Warning – Execution may damage your health

A short article concerning the forthcoming execution of two convicted murderers in the United States, and the involvement of the British Reprieve organisation.


Triple killer Jeffrey Motts

Two days before the Royal Wedding, the British arm of the Reprieve organisation issued an urgent appeal on behalf of two men on Death Row in Texas and South Carolina.

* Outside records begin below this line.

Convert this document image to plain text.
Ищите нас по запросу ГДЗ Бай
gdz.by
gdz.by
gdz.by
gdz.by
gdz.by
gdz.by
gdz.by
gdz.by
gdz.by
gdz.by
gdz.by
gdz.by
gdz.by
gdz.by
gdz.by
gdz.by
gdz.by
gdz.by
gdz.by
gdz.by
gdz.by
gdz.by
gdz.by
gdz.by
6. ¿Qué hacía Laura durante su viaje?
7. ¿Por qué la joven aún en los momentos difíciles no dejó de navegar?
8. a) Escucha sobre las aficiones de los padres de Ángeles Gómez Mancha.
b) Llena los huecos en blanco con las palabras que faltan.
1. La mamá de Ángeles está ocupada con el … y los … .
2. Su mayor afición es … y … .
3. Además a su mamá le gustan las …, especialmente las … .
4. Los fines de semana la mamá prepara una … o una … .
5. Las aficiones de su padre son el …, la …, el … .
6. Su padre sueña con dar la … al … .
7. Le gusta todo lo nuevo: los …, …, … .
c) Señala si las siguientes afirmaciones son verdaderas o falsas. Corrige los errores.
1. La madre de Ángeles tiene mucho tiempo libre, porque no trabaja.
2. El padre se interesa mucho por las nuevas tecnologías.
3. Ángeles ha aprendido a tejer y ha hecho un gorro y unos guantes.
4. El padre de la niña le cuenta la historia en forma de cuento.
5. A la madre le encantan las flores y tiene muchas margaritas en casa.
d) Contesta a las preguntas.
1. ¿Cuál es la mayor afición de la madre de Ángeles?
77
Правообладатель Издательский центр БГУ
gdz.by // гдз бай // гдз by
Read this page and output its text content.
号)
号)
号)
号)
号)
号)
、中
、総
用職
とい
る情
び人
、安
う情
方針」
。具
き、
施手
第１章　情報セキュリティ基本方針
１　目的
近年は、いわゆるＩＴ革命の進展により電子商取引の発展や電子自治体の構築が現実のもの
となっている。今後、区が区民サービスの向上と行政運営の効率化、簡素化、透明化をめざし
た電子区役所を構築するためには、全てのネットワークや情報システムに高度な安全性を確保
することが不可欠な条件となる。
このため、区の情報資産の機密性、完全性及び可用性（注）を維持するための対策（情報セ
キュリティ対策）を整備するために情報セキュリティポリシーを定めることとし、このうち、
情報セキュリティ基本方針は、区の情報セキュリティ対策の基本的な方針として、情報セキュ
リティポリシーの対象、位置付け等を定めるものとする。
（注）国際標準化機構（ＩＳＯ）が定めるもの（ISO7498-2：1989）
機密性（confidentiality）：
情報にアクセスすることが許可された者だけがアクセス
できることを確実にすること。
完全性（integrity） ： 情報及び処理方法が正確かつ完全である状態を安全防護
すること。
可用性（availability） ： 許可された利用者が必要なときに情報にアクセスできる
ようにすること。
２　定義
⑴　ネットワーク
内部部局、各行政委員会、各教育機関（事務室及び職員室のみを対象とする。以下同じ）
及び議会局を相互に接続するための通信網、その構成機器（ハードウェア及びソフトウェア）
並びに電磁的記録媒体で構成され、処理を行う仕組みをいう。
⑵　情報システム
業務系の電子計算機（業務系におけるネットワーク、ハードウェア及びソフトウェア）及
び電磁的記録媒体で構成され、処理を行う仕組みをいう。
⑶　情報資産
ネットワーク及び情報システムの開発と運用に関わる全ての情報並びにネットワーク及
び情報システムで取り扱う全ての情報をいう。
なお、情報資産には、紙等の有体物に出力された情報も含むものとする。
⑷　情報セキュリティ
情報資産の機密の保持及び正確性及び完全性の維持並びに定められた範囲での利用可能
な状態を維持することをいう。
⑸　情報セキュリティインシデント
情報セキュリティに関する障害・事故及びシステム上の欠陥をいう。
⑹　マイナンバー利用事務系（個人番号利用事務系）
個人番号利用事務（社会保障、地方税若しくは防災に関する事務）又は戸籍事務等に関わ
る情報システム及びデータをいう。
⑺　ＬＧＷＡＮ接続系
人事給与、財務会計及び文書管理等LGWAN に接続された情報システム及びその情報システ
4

Texas man Cary Kerr is facing execution on May 3, and Jeffrey Motts in South Carolina on May 6. Reprieve is opposed to the death penalty under any circumstances, however heinous the crimes and however compelling the evidence. Clive Stafford Smith, the organisation’s founder, has even argued that Ted Bundy should not have been executed. That is an ideological position that one can take or leave, but the thrust of Reprieve’s argument in the above cases is that the chemicals that will be used in these forthcoming executions have been supplied by the UK, whose government is likewise opposed to the death penalty under all circumstances. The death penalty was abolished here, in practice if not in theory, in the 1960s. Following the execution of James Hanratty, widely – and erroneously – believed to have been innocent – MPs voted against the will of the majority of the electorate for abolition. (The last legal execution in Britain was actually of two men on August 13, 1964).

In their briefing of April 27, Reprieve argue, curiously, that “pentobarbital ...was not intended for use in lethal injections and has never been clinically tested for the purpose. The new protocol hastily adopted by Texas (in less than three weeks, without scientific or medical consultation) is recognised to be particularly dangerous.”

Yes, you read that right, a drug used to kill people is recognised as being dangerous.

Unlike with their earlier campaign for rightly convicted murderess Linda Carty, Reprieve do not argue that either of these men are innocent.

In March 2003, Kerr was convicted of sexually assaulting and murdering his neighbour Pamela Horton. There are those who protest Kerr’s innocence claiming that he and the victim had consensual sex earlier, and that he was framed for her murder by a corrupt detective. The problem with this is that in his failed appeal to the Fifth Circuit Kerr did not argue that he had been wrongly convicted, only that he had been denied his constitutional rights, in particular that the death sentence had been applied improperly.

While innocent or guilty it is possible to make out a case for Kerr’s life being spared, most jurists of reason would consider Jeffrey Motts to be an entirely different proposition. Motts was serving a double life sentence for the 1995 murders of his great aunt and uncle when in April 2006 he strangled a fellow inmate. He is also less concerned about his impending execution than Reprieve, having written to the Supreme Court asking that his appeals be dropped. Even if he were to be spared, he would not have much to look forward to as he would have to be kept in solitary confinement for the rest of his life.